“You go into the boys at 9am on a Monday or Tuesday, and it’s craic, it’s banter; it’s not like ‘real work’, in a way. Like I keep telling my wife it’s work, that I’m going to work in the mornings. She thinks it’s a hobby I get paid for.”
To be fair, if goalkeeping’s a hobby McNulty appears to be fine-tuning it with age.
At 37 years young, Mark McNulty is loving his football more than ever, even if a new arrival on Leeside caused him some alarm bells.
City boss John Caulfield signed Peter Cherrie in the close season after the Scottish netminder left Bray Wanderers. With bags of experience — Cherrie having won a league and cup double with Dundalk in 2014 — it represented a new challenge.
“When Peter first came at the start of season, I was kind of going ‘woah, what’s going on here?’” admits McNulty. “But I’m glad he’s here, he’s a top, top bloke.
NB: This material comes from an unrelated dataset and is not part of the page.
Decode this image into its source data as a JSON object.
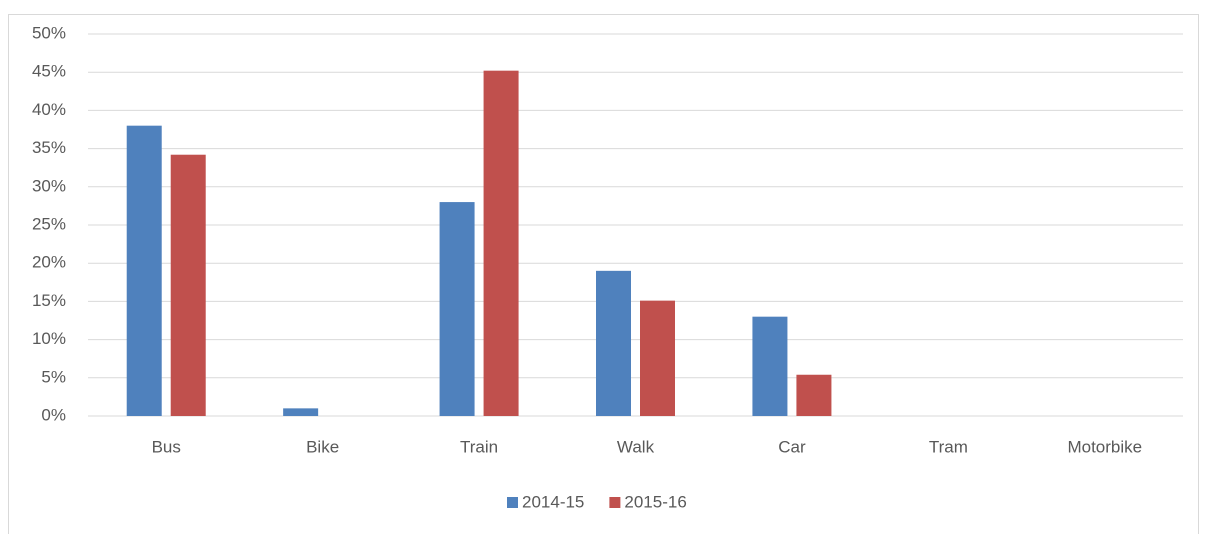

“The two of us are pushing each other all the time. If my standard drops in training and I see Peter making two or three great saves, I snap out of it and I’m at it again, which is a good thing. Maybe over the years when young lads were there, maybe I wasn’t.
“It’s best for me, it’s best for Peter, best for everyone, and best for Cork City.”
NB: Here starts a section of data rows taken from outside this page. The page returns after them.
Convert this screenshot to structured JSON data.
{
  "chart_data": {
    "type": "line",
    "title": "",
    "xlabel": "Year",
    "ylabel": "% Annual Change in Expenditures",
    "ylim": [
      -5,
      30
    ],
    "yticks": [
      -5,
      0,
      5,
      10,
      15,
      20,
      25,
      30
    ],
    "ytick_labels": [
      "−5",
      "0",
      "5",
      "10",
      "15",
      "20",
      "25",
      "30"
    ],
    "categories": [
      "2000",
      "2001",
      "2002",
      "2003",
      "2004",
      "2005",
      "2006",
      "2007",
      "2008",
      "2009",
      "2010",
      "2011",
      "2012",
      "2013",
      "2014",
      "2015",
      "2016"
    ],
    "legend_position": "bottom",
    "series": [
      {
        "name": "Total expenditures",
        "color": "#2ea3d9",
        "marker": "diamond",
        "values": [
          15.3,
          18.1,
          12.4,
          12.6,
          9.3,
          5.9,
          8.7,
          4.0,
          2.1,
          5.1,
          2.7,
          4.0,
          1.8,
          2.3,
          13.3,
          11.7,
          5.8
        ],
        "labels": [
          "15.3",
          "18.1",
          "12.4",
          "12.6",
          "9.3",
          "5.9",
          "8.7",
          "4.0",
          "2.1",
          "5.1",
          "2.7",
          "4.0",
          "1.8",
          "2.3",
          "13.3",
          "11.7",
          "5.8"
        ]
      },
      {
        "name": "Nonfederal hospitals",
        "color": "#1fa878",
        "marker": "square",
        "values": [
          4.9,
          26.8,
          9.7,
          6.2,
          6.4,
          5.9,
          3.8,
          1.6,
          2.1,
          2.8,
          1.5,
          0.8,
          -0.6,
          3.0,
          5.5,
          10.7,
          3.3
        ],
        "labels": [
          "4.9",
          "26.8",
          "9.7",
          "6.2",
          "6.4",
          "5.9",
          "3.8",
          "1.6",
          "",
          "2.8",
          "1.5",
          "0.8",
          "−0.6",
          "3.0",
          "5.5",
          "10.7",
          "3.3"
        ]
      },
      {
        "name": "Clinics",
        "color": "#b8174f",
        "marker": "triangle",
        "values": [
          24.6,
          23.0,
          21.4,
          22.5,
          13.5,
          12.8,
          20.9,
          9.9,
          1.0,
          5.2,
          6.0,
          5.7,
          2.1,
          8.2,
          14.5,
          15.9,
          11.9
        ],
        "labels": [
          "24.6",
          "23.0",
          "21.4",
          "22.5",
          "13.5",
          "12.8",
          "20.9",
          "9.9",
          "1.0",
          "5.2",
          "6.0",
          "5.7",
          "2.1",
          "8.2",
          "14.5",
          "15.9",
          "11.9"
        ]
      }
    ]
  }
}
McNulty was named the goalkeeper of the year in the past two seasons, and has been impressive this season also — although a mistake against Dundalk proved costly in March, as the Lilywhites claimed a 1-0 win at Oriel Park. The Ballincollig man reacted impressively to the error, and has conceded just one goal at Turner’s Cross this season, in the 2-1 win over Limerick a fortnight ago.
“I think I’ve done alright obviously, bar the mistake up in Dundalk, I’ve been consistent,” says McNulty. “There’s been a lot of games I haven’t had much to do but as a keeper you have to keep on your toes. As (goalkeeping coach) Phil Harrington says sometimes it’s not about making the flashy saves, it’s about reading the game and making those easy catches.”
In an intriguing title race, Cork, Dundalk, and Waterford have traded blows at the top, with all three beating each other at home. With home form so important, Cork boss John Caulfield describes tonight’s Turner’s Cross clash with Martin Russell’s Bray as “huge”, and believes the Seagulls are a different proposition since the appointment of the former Limerick manager last month.
“We know it’s a huge game. Martin Russell has done a great job at Bray since he came in. People were saying Bray were adrift seven weeks ago, and they turned around and beat Shamrock Rovers and Derry and got a draw with Waterford.
“They are very organised, super on the counter-attack and have a lot of pace. It’s still the first half of the season. Both at the top and bottom there’ll be a right run-in.”
City have no new injury concerns and Gearoid Morrissey comes back into contention tonight.